El proyecto que unió a Gemma Triay y Delfi Brea en 2025 nació con la ambición de dominar el pádel femenino. Aquella unión rindió frutos de inmediato y se tradujo en un palmarés brillante, pero el inicio de 2026 ha puesto sobre la mesa una realidad incómoda para las número uno: desde que levantaron el Rotterdam P1 el 5 de octubre de 2025, han disputado seis torneos sin volver a saborear la victoria y han perdido cinco finales en ese periodo, en Kuwait, Dubái, Acapulco, Barcelona y Riyadh.

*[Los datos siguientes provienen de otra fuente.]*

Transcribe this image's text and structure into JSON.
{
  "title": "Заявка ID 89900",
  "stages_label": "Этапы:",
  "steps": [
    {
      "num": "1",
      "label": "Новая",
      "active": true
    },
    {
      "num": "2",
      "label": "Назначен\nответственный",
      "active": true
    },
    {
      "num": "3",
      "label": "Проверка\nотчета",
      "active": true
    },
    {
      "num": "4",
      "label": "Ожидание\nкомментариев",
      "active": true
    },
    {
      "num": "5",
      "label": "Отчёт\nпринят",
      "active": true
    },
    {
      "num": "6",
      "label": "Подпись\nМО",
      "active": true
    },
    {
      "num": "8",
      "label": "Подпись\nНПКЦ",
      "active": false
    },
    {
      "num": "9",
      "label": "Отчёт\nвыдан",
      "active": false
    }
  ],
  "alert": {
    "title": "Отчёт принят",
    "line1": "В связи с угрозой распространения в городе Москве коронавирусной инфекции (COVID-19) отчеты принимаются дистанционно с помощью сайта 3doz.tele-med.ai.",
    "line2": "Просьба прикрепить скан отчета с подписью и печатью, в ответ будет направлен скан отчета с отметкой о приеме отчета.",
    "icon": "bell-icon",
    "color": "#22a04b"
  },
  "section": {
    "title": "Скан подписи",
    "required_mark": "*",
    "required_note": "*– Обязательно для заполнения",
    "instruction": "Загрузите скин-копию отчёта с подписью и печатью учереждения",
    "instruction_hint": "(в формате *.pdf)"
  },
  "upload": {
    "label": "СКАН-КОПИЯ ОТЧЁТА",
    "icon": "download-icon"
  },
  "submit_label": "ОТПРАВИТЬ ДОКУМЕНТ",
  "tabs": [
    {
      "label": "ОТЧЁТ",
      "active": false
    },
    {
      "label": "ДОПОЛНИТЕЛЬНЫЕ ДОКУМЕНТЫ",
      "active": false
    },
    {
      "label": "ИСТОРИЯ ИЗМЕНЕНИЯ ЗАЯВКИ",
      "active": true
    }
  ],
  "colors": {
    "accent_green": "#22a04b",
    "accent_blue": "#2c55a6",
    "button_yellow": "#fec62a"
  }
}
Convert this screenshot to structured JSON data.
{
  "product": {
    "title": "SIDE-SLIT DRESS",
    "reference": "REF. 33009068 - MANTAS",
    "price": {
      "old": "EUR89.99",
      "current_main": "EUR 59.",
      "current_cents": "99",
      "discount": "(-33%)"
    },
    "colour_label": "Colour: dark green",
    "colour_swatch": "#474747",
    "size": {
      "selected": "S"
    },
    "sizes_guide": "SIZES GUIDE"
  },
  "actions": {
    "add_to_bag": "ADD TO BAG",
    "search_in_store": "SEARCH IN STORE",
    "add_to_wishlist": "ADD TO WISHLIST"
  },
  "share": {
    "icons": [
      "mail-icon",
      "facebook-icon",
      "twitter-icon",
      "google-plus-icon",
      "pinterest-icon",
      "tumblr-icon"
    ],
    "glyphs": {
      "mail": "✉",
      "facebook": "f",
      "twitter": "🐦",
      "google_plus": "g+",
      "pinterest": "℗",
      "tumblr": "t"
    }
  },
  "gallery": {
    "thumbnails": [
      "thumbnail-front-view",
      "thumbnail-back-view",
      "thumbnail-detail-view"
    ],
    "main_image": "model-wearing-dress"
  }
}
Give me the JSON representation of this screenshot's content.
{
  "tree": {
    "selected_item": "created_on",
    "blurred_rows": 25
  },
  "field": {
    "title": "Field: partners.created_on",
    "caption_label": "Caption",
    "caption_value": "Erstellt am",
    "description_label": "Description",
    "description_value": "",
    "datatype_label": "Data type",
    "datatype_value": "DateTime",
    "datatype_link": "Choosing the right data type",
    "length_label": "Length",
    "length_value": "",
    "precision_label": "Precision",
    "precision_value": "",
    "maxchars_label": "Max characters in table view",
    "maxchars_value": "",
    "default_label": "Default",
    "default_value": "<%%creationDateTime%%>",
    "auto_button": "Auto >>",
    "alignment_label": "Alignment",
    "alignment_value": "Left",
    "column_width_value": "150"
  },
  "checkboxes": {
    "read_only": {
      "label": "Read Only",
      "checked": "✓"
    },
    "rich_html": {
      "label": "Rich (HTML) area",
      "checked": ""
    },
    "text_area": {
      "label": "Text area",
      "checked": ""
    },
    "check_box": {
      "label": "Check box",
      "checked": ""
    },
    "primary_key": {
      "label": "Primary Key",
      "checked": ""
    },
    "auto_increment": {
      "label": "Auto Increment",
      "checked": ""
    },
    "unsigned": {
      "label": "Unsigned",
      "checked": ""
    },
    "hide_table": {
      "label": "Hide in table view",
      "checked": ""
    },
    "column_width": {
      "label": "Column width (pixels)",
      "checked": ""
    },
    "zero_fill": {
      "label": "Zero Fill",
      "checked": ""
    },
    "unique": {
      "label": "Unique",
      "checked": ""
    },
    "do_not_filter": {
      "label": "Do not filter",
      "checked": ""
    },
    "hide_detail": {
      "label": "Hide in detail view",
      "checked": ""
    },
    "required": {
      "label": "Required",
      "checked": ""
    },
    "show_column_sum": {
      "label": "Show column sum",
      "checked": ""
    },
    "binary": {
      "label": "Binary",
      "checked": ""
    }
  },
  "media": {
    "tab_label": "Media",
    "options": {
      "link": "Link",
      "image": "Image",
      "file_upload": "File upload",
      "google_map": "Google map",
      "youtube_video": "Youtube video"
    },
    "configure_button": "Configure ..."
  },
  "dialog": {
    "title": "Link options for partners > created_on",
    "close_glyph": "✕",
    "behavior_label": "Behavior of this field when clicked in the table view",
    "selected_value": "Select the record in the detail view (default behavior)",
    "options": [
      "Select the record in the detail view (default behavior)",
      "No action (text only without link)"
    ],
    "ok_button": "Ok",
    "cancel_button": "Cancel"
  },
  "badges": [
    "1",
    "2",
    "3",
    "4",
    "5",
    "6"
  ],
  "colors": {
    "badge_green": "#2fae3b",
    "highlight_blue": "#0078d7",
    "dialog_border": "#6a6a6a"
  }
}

La secuencia no debe leerse únicamente como una caída en el rendimiento. Triay y Brea siguen siendo una pareja de referencia: su presencia en las fases decisivas es constante y su nivel técnico y táctico continúa siendo de los más altos del circuito. Sin embargo, la acumulación de derrotas en finales revela que, en los instantes decisivos, algo no está funcionando con la regularidad que exige la élite. La presión de ser favoritas, la aparición de rivales cada vez más preparados y pequeños errores puntuales han terminado por decantar partidos que, sobre el papel, parecían controlados.
La racha y sus causas
Riad ha sido el último capítulo de una racha que, por su repetición, empieza a generar debate. La derrota en la final frente a Ari Sánchez y Andrea Ustero no solo cortó una posibilidad de título, sino que añadió un matiz psicológico: encadenar finales perdidas puede convertirse en un lastre si no se aborda con frialdad y trabajo.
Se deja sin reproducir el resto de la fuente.